The most defining symptom will be chest pain or angina pectoris that is generally expressed as a cutting, intense pain that migrates from the chest area to the shoulder blades, back and neck. It is also quite possible to experience pain near the diaphragm that extends to the back. When inhaling deeply the chest pain will become significantly worse. The pain is typically unbearable when lying flat but will be bettered by leaning forward.

If the inflammation occurs considerable close to the oesophagus it may cause pain when swallowing.

If the inflammation is prompted by an infection a slight fever may be observed.

Diagnosing Pericarditis

Diagnosis will begin with an assessment of the pain symtoms to distinguish it from pain associated with another condition. A pericardial friction rub may be detected using a stethoscope, this will be an obvious sign of inflammation. However it may not always be able to determine that there is inflammation because the rub may be inconstant.

To confirm the presence of the disease an ECG electrocardiogram, chest x-ray and ultrasound of the heart will be utilized.

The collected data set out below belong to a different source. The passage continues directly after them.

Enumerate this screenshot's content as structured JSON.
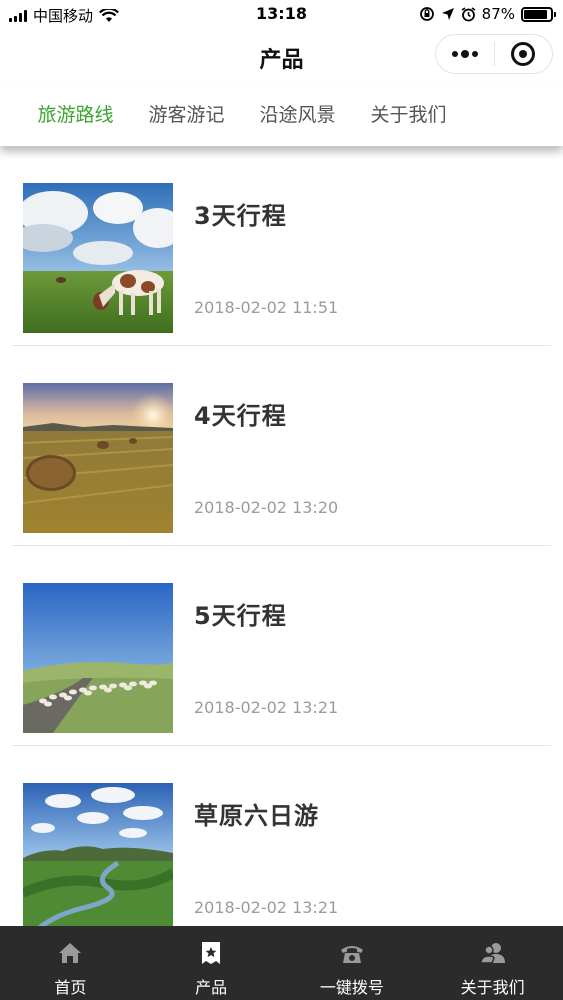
{
  "status_bar": {
    "carrier": "中国移动",
    "time": "13:18",
    "battery": "87%",
    "battery_level": 0.87
  },
  "nav": {
    "title": "产品"
  },
  "tabs": [
    {
      "label": "旅游路线",
      "active": true
    },
    {
      "label": "游客游记",
      "active": false
    },
    {
      "label": "沿途风景",
      "active": false
    },
    {
      "label": "关于我们",
      "active": false
    }
  ],
  "accent_color": "#3aa52f",
  "items": [
    {
      "title": "3天行程",
      "date": "2018-02-02 11:51",
      "image": "grassland-cow-photo"
    },
    {
      "title": "4天行程",
      "date": "2018-02-02 13:20",
      "image": "hay-bale-sunset-photo"
    },
    {
      "title": "5天行程",
      "date": "2018-02-02 13:21",
      "image": "sheep-road-photo"
    },
    {
      "title": "草原六日游",
      "date": "2018-02-02 13:21",
      "image": "river-valley-photo"
    }
  ],
  "bottom_tabs": [
    {
      "label": "首页",
      "icon": "home-icon"
    },
    {
      "label": "产品",
      "icon": "product-icon"
    },
    {
      "label": "一键拨号",
      "icon": "phone-icon"
    },
    {
      "label": "关于我们",
      "icon": "users-icon"
    }
  ]
}
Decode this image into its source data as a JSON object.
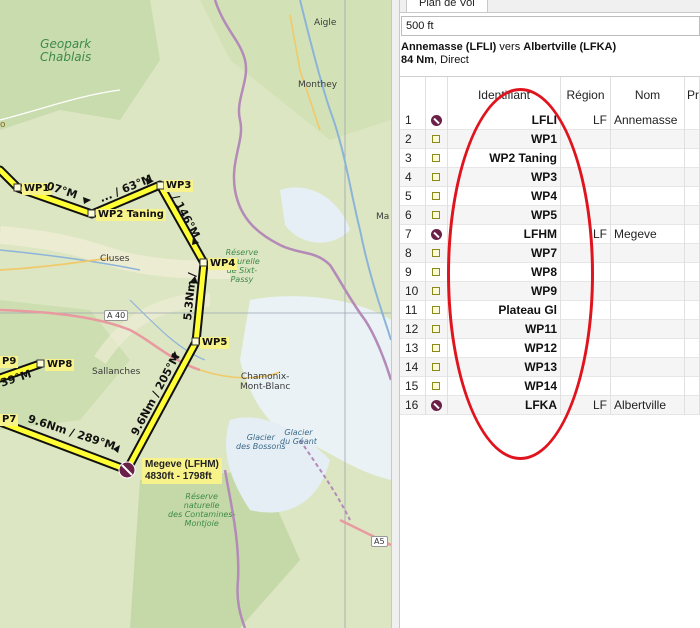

A blood test may be undertaken to detect any other underlying conditions that may have triggered the development of pericarditis.

Treatments

The primay treatment is the administering of anti-inflammatory medications to reduce inflammation. Ibuprofen is once such measure that may be used because of its anti-inflammatory properties. A narcotic pain medication may also be prescribed. Pericardiocentesis may be applicable as a from of progressive treatment. It will remove excessive fluid from the sac and or will detect the pathogen of origin that may have induced the condition.

Endocarditis

Endocarditis is induced by an infection of the endocardium or inner lining of the heart resulting in pronounced inflammation. It will present itself when pathogens from other regions of the body infect the bloodstream and affix to defective areas of the heart. If it is not treated speedily it may cause partial or complete damage to the heart valve or may develop into a life-threatening condition. It usually affects individuals who have an artificial heart valve in place or have suffered degeneration of a heart valve. Having a pre-existing heart defect also increases the odds of developing the condition. It does not normally affect healthy people.

Symptoms

Endocarditis may develop over a fairly long period of time or may manifest quite suddenly. Its progression will depend on the corresponding heart defect or infection

  • Unexplained and sudden weight loss
  • Joint and muscular pain
  • Fever and chills
  • Visible purple or red spots exhibited in the mouth on the skin or on the whites of the eyes
  • Heart murmurs (irregular sounds arising from the heart)
  • Constant coughing
  • Blood in the urine
  • Oedema or swelling of the feet and abdomen
  • Fatigue and unusual tiredness
  • Night sweats
  • Tenderness below the rib cage that is associated with the spleen
  • A pale complexion
  • Areas of red tender spots just below the skin of the fingers.
  • Shortness of breath or difficulty breathing

Though these symptoms may look similar to other non-threatening conditions it is still necessary to consult a medical practitioner when a few of these symptoms are observed especially if affected by another heart defect.

Groups most at risk

  • Individuals who currently have a artificial valve(s). Artificial valves are more susceptible to infection by pathogens most notably in the first year of implantation.
  • Having a congenital birth defect means the heart is more likely to be affected by infections.
  • Any previous injury to the heart will also increase overall susceptibility
  • Intravenous drug users are at a greater risk of developing the condition because of needle sharing. The bacteria that may incite this condition is commonly harboured in contaminated needles.

Diagnosis

  • Blood tests will be applicable. They will discover the source of bacterial infection.
  • An echocardiogram will be employed to properly assess the heart’s condition.
  • An ECG or electrocardiogram and x-ray will also be used to confirm diagnosis.
  • MRI magnetic resonance or CT computerized tomography imaging scan will be used if it is believed the infection may have traveled to other areas of the body.

Treatments

The main treatments are antibiotics in less intense cases and possible surgery where damage is significantly compromising.